This eighth book in the Riverdale Pony Stories series is packed with peril, mystery and high-octane action as pony-mad Poppy McKeever goes into detective mode to track down the dog that attacked the sheep on her friend’s farm, while also preparing for a big riding competition. While the writing is pacey and has an urgency to it, at times the somewhat dense descriptions could benefit from a little trimming. But, overall, this gripping, entertaining adventure rings with authentic dialogue, strong evocations of the countryside and Poppy’s indomitable spirit.
The Die of Death is the second in The Great Devil War series and picks up where the first book – The Devil’s Apprentice – ended. Philip isn’t quite as ‘good’ as he was in the first book, as life with the Devil has made its mark – with more than just two tiny bumps on his head. This time, Philip has been brought back to the underworld by Death himself, as someone has stolen the ‘Die of Death’. Yet again, this is a dark and humorous read. It reminds me of the Harry Potter series, with devils, demons and tempters rather than wizards, witches and goblins, and a focus on Hell and the underworlds. I would recommend reading these books in order, even though this one contains some ‘flashback’ summaries of the first book. The plot moves at a fast pace with plenty of action, as Philip and his demon friend, Satina, search for the Die of Death and the villain who stole it. There are references to well-known characters, including Hitler, Judas and Pontius Pilate. I would love to see this on the screen – big or small – as the world building is excellent, bringing Hell ‘to life’, as well as all of its varied occupants. The book covers some difficult themes – right and wrong, heaven versus hell, good versus evil, redemption and punishment, immortality, terminal illness and, of course, life and death. Some of the locations and characters are fairly gruesome, and the detailed descriptions ensured that I could visualise everything in my head. I would suggest that this book is for slightly older (or more mature) teenagers and young adults and not for those of a sensitive nature or who scare easily. Parents of younger teenagers, in particular, may wish to read the book first to check it’s suitable. The Die of Death is a dark combination of fantasy, adventure and mild horror. This series continues to grow and grow – I’m looking forward to the next book.

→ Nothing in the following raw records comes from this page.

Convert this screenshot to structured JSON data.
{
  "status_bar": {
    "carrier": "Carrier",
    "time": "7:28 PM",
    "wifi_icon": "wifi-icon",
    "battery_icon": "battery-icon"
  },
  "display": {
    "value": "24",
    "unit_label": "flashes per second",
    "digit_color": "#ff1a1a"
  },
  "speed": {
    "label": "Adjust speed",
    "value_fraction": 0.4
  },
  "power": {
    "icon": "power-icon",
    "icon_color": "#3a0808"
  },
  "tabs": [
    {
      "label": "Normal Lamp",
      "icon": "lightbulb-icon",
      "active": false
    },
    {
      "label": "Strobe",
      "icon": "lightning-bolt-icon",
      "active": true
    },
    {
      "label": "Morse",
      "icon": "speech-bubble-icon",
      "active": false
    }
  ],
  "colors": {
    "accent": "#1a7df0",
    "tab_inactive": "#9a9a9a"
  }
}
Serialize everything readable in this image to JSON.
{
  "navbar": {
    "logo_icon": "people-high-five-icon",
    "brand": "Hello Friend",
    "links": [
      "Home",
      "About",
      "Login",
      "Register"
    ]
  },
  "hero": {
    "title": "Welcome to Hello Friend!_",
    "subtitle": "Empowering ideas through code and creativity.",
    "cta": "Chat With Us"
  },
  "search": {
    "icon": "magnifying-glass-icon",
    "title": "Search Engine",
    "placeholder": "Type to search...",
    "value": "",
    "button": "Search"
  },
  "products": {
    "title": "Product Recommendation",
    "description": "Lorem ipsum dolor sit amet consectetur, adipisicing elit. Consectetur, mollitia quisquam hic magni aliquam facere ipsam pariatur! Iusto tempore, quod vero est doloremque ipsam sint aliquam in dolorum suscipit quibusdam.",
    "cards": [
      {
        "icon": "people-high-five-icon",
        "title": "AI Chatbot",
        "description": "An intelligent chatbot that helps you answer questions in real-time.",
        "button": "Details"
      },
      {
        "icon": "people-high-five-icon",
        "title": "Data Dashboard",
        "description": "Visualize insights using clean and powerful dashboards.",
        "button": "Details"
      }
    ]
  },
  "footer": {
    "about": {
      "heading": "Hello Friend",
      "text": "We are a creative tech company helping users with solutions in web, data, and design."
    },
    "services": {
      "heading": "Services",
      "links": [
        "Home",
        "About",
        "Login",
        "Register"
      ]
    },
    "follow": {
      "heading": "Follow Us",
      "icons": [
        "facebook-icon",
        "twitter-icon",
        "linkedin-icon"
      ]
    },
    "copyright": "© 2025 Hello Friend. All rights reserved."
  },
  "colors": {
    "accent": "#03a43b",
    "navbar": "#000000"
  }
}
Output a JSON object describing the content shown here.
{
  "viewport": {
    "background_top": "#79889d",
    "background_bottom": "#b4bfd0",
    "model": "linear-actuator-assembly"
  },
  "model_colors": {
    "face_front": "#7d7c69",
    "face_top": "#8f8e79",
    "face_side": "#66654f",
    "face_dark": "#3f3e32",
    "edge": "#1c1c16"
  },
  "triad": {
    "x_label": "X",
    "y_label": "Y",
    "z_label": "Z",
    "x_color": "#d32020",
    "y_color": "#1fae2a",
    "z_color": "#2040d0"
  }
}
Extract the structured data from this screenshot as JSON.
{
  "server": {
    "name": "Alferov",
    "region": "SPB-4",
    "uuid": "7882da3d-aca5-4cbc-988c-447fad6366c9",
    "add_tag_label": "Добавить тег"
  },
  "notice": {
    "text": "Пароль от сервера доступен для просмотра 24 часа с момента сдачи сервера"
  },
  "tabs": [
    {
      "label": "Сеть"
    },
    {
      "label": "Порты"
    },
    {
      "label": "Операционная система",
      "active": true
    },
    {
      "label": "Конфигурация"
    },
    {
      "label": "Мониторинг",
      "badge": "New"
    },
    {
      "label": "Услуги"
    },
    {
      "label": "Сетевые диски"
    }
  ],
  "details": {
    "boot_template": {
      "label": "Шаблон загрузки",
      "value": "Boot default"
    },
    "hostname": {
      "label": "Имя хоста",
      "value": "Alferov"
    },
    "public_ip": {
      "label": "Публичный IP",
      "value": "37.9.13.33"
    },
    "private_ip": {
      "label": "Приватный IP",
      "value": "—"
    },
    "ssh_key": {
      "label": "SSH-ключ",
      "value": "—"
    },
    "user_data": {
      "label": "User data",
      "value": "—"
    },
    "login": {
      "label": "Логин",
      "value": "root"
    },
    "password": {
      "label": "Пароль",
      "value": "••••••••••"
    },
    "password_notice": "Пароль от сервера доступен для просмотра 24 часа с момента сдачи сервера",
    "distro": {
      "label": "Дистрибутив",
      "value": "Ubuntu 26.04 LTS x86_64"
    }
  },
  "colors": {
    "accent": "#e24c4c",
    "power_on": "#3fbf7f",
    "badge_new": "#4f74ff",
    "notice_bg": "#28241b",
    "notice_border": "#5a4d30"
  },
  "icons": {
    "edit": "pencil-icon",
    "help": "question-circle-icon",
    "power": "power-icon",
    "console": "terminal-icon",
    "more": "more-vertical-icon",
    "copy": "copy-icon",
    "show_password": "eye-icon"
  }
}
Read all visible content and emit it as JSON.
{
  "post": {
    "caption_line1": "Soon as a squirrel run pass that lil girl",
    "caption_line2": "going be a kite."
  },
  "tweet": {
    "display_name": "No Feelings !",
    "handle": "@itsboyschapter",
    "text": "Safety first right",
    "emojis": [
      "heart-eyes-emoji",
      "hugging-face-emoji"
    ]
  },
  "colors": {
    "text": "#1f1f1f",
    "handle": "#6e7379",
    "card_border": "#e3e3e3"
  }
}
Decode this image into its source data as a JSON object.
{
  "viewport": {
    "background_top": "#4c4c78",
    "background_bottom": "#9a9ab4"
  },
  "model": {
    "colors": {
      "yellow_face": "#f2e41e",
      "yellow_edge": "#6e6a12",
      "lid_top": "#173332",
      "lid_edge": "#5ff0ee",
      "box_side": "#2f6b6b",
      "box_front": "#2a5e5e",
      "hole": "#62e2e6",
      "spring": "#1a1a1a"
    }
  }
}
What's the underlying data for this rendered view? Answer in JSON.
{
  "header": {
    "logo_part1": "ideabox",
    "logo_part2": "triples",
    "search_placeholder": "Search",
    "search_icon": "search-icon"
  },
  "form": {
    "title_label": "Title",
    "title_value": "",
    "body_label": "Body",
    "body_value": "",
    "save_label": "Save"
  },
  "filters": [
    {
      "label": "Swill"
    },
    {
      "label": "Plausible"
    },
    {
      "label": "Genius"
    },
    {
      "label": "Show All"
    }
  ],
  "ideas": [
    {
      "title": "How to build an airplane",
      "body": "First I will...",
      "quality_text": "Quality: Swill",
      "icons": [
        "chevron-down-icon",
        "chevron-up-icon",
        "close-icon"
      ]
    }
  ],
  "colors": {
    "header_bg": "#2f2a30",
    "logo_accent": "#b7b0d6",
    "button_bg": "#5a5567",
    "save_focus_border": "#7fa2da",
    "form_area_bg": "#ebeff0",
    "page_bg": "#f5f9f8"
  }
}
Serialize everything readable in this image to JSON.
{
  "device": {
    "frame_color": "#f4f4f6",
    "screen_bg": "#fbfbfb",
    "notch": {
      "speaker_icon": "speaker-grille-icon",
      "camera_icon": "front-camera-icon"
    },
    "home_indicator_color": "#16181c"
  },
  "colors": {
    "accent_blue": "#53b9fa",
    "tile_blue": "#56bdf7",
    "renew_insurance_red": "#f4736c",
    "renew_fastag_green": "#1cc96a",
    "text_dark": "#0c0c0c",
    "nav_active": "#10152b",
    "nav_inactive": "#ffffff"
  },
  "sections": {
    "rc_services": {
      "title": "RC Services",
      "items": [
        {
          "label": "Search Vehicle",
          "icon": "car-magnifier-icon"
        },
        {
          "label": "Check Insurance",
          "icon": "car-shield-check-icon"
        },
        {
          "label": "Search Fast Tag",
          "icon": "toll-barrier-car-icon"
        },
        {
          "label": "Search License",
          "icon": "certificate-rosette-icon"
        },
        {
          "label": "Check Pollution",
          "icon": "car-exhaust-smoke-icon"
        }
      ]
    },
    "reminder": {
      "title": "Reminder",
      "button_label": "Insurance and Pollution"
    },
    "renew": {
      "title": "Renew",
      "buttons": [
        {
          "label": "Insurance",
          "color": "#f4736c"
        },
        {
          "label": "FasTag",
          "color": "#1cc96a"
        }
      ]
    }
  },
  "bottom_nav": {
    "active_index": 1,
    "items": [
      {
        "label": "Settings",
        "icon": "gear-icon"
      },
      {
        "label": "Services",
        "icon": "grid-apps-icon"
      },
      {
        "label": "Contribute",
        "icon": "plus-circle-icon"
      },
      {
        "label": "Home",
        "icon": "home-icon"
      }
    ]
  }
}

The Devil’s Apprentice is a fantasy novel written from the viewpoint of a 13-year-old boy who finds himself in hell – literally. It’s an adventure story with a twisty mystery to solve, with some innocent early-teen romance and historical references as well. It’s the first book in The Great Devil War series. The book is very well written and well translated from Danish, with plenty of dark humour. It features impressive world building through vivid imagery, and I enjoyed visualising the author’s clever concept of Hell and its occupants. The Devil’s Apprentice reminded me of the Harry Potter series, as the plot is complex enough to satisfy teenagers and adults (of all ages), yet simple enough to entertain pre-teens. It covers some moralistic themes, including good versus evil, knowing right from wrong and that even the most angelic people can have a dark side, so its suitability will depend on a child’s maturity. As expected, the book focuses mainly on death, with a mention of suicide and punishment/redemption in the afterlife. Some adults may disagree with certain concepts, but the book would provide a good starting point for discussions. I’m not surprised The Devil’s Apprentice is a popular series in Denmark and I can see it potentially doing well in the UK too. I found it highly compelling and raced through it. As soon as I finished, I eagerly looked forward to the next one, which is always a sign of an enjoyable read.